Als Motiv wurde Raubmord vermutet, aber dies ist zweifelhaft, da man nicht genau ermitteln konnte, wie viel Geld entwendet wurde. Außerdem wurde viel Geld zurückgelassen, obwohl die Täter genug Zeit gehabt hätten, das Haus genau zu durchsuchen. Bei der Obduktion durch den Neuburger Landgerichtsarzt Dr. Johann Baptist Aumüller auf einem provisorischen Seziertisch im Hof des Bauernhofes wurden den Leichen die Köpfe abgetrennt.

Die Beamten der Mordkommission ermittelten in verschiedenste Richtungen und gingen selbst unwahrscheinlichen Spuren nach. Als Erstes gerieten Vorbestrafte, Hamsterer und Hausierer, die aus der Gegend von Hinterkaifeck stammten oder sich dort herumtrieben, in den Fokus der Polizei. Bereits am 8. April wurden 100.000 Mark Belohnung für Hinweise zum Täter ausgesetzt. Viele Personen wurden daraufhin verdächtigt (siehe: Täterverdächtigte) und auch viele nicht stichhaltige Hinweise gingen bei der Mordkommission ein, doch der Mord konnte niemandem nachgewiesen werden. Mit den Schädeln der Opfer wurden auch spiritistische Sitzungen mit Weissagerinnen durchgeführt, die aber ebenfalls kein Ergebnis brachten.

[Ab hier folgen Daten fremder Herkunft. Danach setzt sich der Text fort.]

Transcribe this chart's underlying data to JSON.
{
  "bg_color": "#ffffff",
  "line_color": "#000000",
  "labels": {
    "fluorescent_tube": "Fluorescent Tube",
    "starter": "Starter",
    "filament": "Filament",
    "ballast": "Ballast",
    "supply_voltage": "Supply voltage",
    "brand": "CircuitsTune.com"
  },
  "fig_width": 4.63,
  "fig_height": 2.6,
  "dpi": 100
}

Am 28. Februar 1930 ging Oberinspektor Reingruber in Pension, und im September desselben Jahres übernahm Martin Riedmayer den Fall.

Tatverdächtigte

Im Folgenden sind Personen aufgeführt, die von Polizei und / oder in der Bevölkerung als potenzielle Täter angesehen wurden, aber weder als Mörder überführt noch von der Täterschaft zweifelsfrei ausgeschlossen werden konnten.

Karl Gabriel

Der Tod des im Dezember 1914 gefallenen Ehemanns der Jungbäuerin, Karl Gabriel, wurde in Zweifel gezogen. Dieser soll erfahren haben, dass Viktoria Gabriel ein uneheliches Kind hatte (Josef), und zwar mit ihrem eigenen Vater, und daraufhin die gesamte Familie erschlagen haben, um Rache zu üben. Diese Theorie erhielt im Laufe der Jahre neue Nahrung, nachdem immer wieder Zeugen berichteten, sie seien Gabriel begegnet oder könnten bestätigen, dass dieser seine Identität mit der eines gefallenen Kameraden vertauscht hatte. Nach Ende des Zweiten Weltkriegs behaupteten unabhängig voneinander Kriegsheimkehrer aus der Region um Schrobenhausen, die vorzeitig aus sowjetischer Gefangenschaft entlassen wurden, dass sie von einem bairisch sprechenden Sowjetoffizier nach Hause geschickt worden seien, der von sich behauptet habe, er sei der Mörder von Hinterkaifeck. Einige dieser Aussagen wurden später von den Heimkehrern selbst revidiert. Ob es sich dabei um erfundene Geschichten oder wahrheitsgemäße Aussagen handelte, kann heute nicht mehr zweifelsfrei nachgewiesen werden. Selbst für den Fall, dass die Behauptungen zutreffend sind, muss es sich bei dem Russen nicht zwingend um Karl Gabriel gehandelt haben; wenngleich einige der Zeugen, die ihm kurz vor und nach dem Mord angeblich begegnet waren, ausgesagt hatten, er wolle sich nach Russland absetzen.

Lorenz Schlittenbauer

Lorenz Schlittenbauer wurde – auch von der Bevölkerung – als Täter verdächtigt, weil er sich durch Andeutungen bzgl. des Mordes verraten haben soll. Beispielsweise wurde beim Auffinden der Leichen ein Tor aufgebrochen, weil sämtliche Türen und Tore am Hof verschlossen waren. Beim Auffinden der Leichen gingen zwei der Finder schockiert nach draußen, während Schlittenbauer alleine in das Haus weiterging. Er hat dann von innen – für die anderen Zeugen deutlich hörbar – mit dem Schlüssel aufgeschlossen. Dieser einzige Schlüssel wurde von den Opfern kurz vor der Tat vermisst. Darüber, ob zum Auffindezeitpunkt ein Seil im Stadel hing, das ein Täter zur Flucht hätte benutzen können, gab es widersprüchliche Aussagen.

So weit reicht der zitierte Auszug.